Mexican television presenter (1983–2016)

Renato López Uhthoff (March 11, 1983 – November 23, 2016) was a Mexican television presenter, actor and musician.

==Early life==
He was born in 1983 in Mexico City, but at an early age his family took him to the United States, where he lived in Miami, Los Angeles and New York. As a result, he spoke both Spanish and English fluently. From the age of 6, he modeled and performed in commercials. Renato was the brother of Swedish singer Denise Lopez., Sebastian "DjZeb" López, Samantha López, Arturo Everitt (photographer in Los Angeles) and Tiana Del Castillo. He had been in a seven-year relationship with Alexandra Ivanisevic, a fashion blogger and Swedish transplant to Mexico City.

==Career==
He was a guitarist for the rock band The Prom Kings and previously hosted music shows on Mun2, such as El show and Vivo.
López had an homonymous TV show on Telehit which started on March 14, 2011. After leaving Telehit, in August 2012, he joined E! Entertainment to host the show Zona Trendy.

In 2012, he appeared in the Mexican film El Cielo En Tu Mirada.

He wrote songs for Mexican pop stars such as "Si pudiera" for Paty Cantú and Fuego con fuego for Gloria Trevi. He also starred in Trevi's music video Vestida de azúcar and had a small music production company in Los Angeles and a music studio in Mexico City.

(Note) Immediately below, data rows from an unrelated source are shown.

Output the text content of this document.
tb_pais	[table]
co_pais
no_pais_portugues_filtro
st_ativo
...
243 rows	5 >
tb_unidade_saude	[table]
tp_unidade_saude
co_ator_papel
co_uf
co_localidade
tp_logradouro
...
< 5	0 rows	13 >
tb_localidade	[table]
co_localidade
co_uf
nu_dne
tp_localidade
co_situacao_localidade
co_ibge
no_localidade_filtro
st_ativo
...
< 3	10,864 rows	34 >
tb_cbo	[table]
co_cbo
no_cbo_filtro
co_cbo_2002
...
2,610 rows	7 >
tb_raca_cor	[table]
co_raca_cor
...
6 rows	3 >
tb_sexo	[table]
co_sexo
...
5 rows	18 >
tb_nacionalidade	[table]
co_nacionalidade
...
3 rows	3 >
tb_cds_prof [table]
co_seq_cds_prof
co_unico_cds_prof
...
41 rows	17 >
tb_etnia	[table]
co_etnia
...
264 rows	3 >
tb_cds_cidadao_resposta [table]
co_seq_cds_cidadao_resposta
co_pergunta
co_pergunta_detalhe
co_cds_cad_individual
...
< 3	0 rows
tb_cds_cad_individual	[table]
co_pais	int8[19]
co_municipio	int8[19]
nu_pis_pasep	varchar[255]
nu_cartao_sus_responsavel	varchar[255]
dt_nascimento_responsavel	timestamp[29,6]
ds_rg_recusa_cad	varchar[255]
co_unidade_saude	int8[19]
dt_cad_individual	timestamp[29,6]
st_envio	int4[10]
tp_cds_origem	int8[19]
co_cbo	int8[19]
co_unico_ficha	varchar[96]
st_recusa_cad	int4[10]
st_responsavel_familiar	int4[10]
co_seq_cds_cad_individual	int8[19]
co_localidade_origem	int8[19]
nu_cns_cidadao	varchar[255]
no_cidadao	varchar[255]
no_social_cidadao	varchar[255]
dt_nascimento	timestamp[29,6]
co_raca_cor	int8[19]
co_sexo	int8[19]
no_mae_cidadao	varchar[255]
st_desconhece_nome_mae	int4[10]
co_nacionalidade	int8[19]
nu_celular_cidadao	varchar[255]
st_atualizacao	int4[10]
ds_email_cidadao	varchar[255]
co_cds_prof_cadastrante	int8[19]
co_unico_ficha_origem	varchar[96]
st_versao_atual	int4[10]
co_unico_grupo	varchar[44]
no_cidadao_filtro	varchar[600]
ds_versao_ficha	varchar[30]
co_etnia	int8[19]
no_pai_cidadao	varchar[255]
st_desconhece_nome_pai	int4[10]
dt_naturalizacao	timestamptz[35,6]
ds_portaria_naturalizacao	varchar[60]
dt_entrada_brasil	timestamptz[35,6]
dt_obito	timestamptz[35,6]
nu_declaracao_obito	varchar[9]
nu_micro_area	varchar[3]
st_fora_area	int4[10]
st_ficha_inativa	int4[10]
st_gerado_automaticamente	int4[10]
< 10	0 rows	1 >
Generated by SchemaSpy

He was hosting the TV shows E! Latin News on E! Latinoamérica, and MxDiseña on Canal Sony México, at the time of his death. In 2016, he costarred in Juanes' video Fuego as well as the Mexican film Macho, which was playing in Mexican cinemas at the time of his death.

==Death==
On November 22, 2016, the day before the bodies of López and his publicist Omar Girón Juárez were found, they had driven to the affluent suburban area of Zona Esmeralda, Atizapán in the northwestern part of Greater Mexico City and an area that was teeming with regional drug cartels. A man named Carlos Morales had invited them to either a casting or a meeting about a PR campaign, and arranged to pick them up and drive them to another location where the casting or meeting was supposedly to take place. Morales was identified as a suspect in the investigation. Around 5:30 P.M., Girón emailed Morales, stating that the area looked lonely and dangerous. That was the last anyone heard from Girón or López.
López's and Girón's bodies were found with gunshot wounds, inside a car, in Santa María Mazatla, a rural village in the Jilotzingo municipality, about 15 km west of Zona Esmeralda.

===Motives===
Authorities have concluded that the assassins were targeting López specifically, as there was no evidence of robbery, nor kidnapping and López was shot 13 times. On December 10, 2016, newspapers reported that the State of Mexico prosecutor stated that the assassination motive may have been a crime of passion, related to an unknown woman.

===Reaction===
Celebrities such as LP, Juanes, Gloria Trevi, Bárbara Mori, Miguel Rodarte, Aislinn Derbez, Manolo Cardona, Aracely Arámbula and Dulce María mourned López's death on social media. Some friends of López tattooed the word "Taco" on the ring finger of their right hands in his memory, as he had such a tattoo, referring to his love for the Mexican food dish. It is now an acronym for "Todo Amor Cero Odio", denouncing the hate and violence that killed him.